Infrared Photography
Infrared Photography is something my friend Sam introduced me to for the first time around a year ago. It involves blocking the standard spectrum of visible light when a photograph is taken, and only allowing IR light to be captured (near-infrared to be specific instead of far-infrared). Most digital camera’s have IR blockers in them in one way or another, so the camera I used was modified by two friends of mine. The IR blocker was removed, and a few layers of exposed and developed camera film were inserted in place of the IR blocker. (exposed film won’t let visible light pass through.) What makes Infrared photography so unique and attractive has partly to do with the fact that plants absorb and reflect Infrared light in a very different way than they do with visible light.
Broken down just a little more with an example; when light from the sun (or a light bulb) hits my blue t-shirt, all light in the visible spectrum is absorbed by the shirt except blue.

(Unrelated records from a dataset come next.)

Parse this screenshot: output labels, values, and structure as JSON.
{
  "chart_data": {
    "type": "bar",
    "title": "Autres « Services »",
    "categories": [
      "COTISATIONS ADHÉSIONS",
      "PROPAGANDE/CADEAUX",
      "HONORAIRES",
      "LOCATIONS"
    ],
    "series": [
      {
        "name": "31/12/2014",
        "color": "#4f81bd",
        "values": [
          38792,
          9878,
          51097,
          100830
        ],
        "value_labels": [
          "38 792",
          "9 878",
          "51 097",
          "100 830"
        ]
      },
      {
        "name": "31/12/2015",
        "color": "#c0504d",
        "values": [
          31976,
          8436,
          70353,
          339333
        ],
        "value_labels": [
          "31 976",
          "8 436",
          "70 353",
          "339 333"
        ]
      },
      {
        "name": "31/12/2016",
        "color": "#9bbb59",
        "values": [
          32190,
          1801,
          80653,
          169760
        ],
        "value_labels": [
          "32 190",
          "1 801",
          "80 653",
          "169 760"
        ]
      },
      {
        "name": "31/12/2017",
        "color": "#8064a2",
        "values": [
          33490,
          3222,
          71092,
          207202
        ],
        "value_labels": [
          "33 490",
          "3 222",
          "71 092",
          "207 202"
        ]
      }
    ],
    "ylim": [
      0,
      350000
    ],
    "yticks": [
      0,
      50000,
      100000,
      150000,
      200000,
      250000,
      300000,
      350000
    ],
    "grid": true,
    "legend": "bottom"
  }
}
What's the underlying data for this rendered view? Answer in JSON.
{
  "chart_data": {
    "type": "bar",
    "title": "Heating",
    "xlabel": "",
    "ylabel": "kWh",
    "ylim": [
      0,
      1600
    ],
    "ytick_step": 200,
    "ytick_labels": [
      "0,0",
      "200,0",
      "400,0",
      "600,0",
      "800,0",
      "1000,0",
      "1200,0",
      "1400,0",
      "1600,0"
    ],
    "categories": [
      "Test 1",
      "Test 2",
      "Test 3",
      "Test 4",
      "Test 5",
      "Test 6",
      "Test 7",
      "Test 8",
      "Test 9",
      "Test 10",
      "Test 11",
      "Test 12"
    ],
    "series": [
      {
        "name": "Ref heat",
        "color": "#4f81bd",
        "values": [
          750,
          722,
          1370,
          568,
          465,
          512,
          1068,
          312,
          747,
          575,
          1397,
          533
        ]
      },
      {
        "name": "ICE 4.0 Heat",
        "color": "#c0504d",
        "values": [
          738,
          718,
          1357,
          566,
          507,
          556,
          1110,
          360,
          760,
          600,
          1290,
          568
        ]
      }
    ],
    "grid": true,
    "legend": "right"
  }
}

The blue part of the light spectrum is reflected, and is the color we end up seeing. Black shirts absorb all colors in the spectrum, and white shirts will reflect all of them (like snow will also do). We can’t see Infrared light, but it still has materials and objects that will reflect or absorb it in a variety of different ways. Foliage (tree leaves and grass) reflect IR light when generally they absorb all light colors but green. A clear blue sky with nothing to absorb or reflect IR light will appear black or very dark, unless it has clouds which don’t absorb IR.
For more information on Infrared Photography and it’s amazing uses, history, and a much more technical explanation of how it all works, Wikipedia has an excellent Infrared Photography article.
Here a few shots from the first batch of IR pictures I took on my lunch break this recent friday.



These Infrared shots were taken at the Scera Park in Orem, UT on June 8th, 2007. The sky was clear blue, the tree’s were green and full, and the grass was just recently cut.
Nice pics. I would however advise you to size these down to post on your front page rather than just setting the width to be smaller. That makes it so that your users don’t have to load 6MBs of photos on front page.
Crappy internet makes people to crazy things.
those pics are rad.
hey bud! i think photography is amazing and you take such wonderful pictures. keep it up! satuday night was a deep infected wound of drama and it’s ongoing. not fun. not fun at all. kisses! amera
Sweet pics. They make those trees look like albinos.
Nice work buddy.
Jon, those are really incredible. I like the last one the best! I didn’t even know that you were into photopraghy, how fun.
[…] Pretty recently I wrote a post about how to do infrared photography, how it works, and why everything looks the way it does. This is another batch of pictures I have taken recently that still include the “outdoor” theme from the first batch. I have gone out and taken pictures of other things, and may post those at a later time. This batch of Infrared Pictures come from Provo Canyon. […]
Infrared photography takes you waaaaay outside the norm, it is a disciplined ‘Art’ and once you have the basics down is a rewarding and sometimes frustrating branch of the photographic arts….but it is deeply addictive!!! Luckily it is not THAT expensive either!! I recently switched to digital and I am going to try and figure out the whys and howtos of digital infrared
Wow great work, you have inspired me to give infrared a try.
these are really good pictures.
im inspired!
Amazing IR. Just have a look at my gallery
could you show a diagram on how you took out the filters and what exatly you did with film and put it where to filter it how to make it infared? I really want to make a digital infared camera but dont want to gut one on your discription alone, need to see what i am up against. Hepl please????